To make matters worse, the picture might be even more painful in the near term. As of the end of the latest quarter, the company had nearly $135 million in inventories. That was up from the $92.4 million reported at the end of the firm’s 2021 fiscal year and compares to the $91.8 million reported in the third quarter of last year. Finished goods inventory over the past year rose significantly, climbing from $77.7 million to $120.4 million. When inventories become bloated and the demand for those types of goods drops, it can be problematic because it can force the company to sell off this excess inventory at significant losses. And with inventory gluts existing across many aspects of the retail space, the end result could be painful for all parties involved.

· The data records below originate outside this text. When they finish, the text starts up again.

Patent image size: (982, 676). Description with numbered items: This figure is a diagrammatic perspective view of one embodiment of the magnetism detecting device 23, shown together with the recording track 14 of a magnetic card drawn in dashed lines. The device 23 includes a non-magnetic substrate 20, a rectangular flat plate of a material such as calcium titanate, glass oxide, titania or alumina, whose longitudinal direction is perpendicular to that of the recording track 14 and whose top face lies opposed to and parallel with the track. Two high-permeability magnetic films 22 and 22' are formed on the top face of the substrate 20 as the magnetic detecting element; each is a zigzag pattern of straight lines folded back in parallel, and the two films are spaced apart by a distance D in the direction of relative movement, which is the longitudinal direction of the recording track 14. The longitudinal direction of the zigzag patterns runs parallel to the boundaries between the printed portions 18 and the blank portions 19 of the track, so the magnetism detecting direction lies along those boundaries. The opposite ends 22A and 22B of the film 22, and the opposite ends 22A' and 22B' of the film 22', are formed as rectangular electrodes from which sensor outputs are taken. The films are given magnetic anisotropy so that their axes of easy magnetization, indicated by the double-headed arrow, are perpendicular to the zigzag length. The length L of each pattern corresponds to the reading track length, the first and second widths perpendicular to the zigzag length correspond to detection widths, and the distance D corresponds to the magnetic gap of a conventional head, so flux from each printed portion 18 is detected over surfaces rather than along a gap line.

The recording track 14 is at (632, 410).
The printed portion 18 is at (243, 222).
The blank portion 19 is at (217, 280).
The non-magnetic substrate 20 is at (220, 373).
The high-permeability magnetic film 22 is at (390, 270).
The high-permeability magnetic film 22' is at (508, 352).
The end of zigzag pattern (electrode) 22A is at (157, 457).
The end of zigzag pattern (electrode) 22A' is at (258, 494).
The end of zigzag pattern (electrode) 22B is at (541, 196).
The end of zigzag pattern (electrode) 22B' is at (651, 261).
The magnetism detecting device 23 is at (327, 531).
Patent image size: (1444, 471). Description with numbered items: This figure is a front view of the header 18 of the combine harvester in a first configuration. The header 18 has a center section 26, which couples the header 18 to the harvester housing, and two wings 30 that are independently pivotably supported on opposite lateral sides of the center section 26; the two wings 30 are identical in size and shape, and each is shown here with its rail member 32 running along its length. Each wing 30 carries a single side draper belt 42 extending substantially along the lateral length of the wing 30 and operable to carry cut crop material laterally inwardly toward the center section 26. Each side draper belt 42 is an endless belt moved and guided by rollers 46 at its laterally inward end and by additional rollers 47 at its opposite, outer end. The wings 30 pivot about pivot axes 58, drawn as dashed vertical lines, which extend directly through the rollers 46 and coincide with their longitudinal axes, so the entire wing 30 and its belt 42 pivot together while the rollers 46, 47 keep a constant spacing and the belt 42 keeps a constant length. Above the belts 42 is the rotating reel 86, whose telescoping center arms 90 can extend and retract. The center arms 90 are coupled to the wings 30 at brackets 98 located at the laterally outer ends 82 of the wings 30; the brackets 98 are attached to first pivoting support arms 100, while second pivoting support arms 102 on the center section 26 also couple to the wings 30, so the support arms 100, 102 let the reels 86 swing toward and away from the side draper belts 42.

On the bottom line, we also saw some additional pain. The company’s net income was cut in half, falling from $6 million to $3 million. Operating cash flow worsened from a negative $2.5 million to negative $5.5 million. Even if we adjust for changes in working capital, it would have plunged from $7.4 million to $4.9 million, while EBITDA tanked from $9 million to $5.8 million. Although the company did well to cut costs in some categories, such as selling, general, and administrative expenses, which collectively dropped from 12.6% in the third quarter of 2021 to 11.7% the same time this year, other areas proved problematic. The company’s gross profit margin, for instance, dropped from 22.5% to 18.2% during this same window of time. This was due to a number of factors, such as lower sales, unfavorable product mix, supply chain constraints and expenses, and some non-recurring recall expenses associated with certain products.

Trading Multiples

Author – SEC EDGAR Data

We don’t really know what to expect when it comes to the rest of the 2022 fiscal year. If we assume that the final quarter looks a lot more like the third quarter did, then we might anticipate net income of $20.7 million, adjusted operating cash flow of $26.4 million, and EBITDA of $31.3 million. Based on these figures, the company would be trading at a forward price to earnings multiple of 6.5, a forward price to adjusted operating cash flow multiple of 5.1, and a forward EV to EBITDA multiple of 7.5. Although these numbers look cheap on an absolute basis, they are more expensive than if we were to use data from the 2021 fiscal year. This can be seen in the chart above. As part of my analysis, I also compared the company to five similar firms. As you can see in the table below, when it comes to the price-to-earnings approach and the price to operating cash flow approach, Escalade was cheaper than all but two of the companies in the group. But when it comes to the EV to EBITDA approach, four of the five were cheaper than our prospect.

Company Price / Earnings Price / Operating Cash Flow EV / EBITDA
Escalade, Incorporated 6.5 5.1 7.5
Vista Outdoor (VSTO) 3.6 4.0 4.0
Big 5 Sporting Goods (BGFV) 6.3 5.0 3.2
Sturm, Ruger & Company (RGR) 9.1 9.3 4.7
Topgolf Callaway Brands Corp. (MODG) 19.9 61.8 10.5
Johnson Outdoors (JOUT) 13.6 119.2 6.2

Takeaway

Clearly, the fundamental picture for Escalade is in the process of worsening. This is problematic for shareholders and could continue to create pain for the company and its investors moving forward. In truth, I wouldn’t be surprised to see the company take some sizable losses on its inventories over the next 6 to 12 months. Eventually, though, it’s likely that the picture will improve and, should this come to fruition, the stock will look rather appealing even if we end up with a new normal that is more similar to what this year is looking to be as opposed to what the past couple of years have been.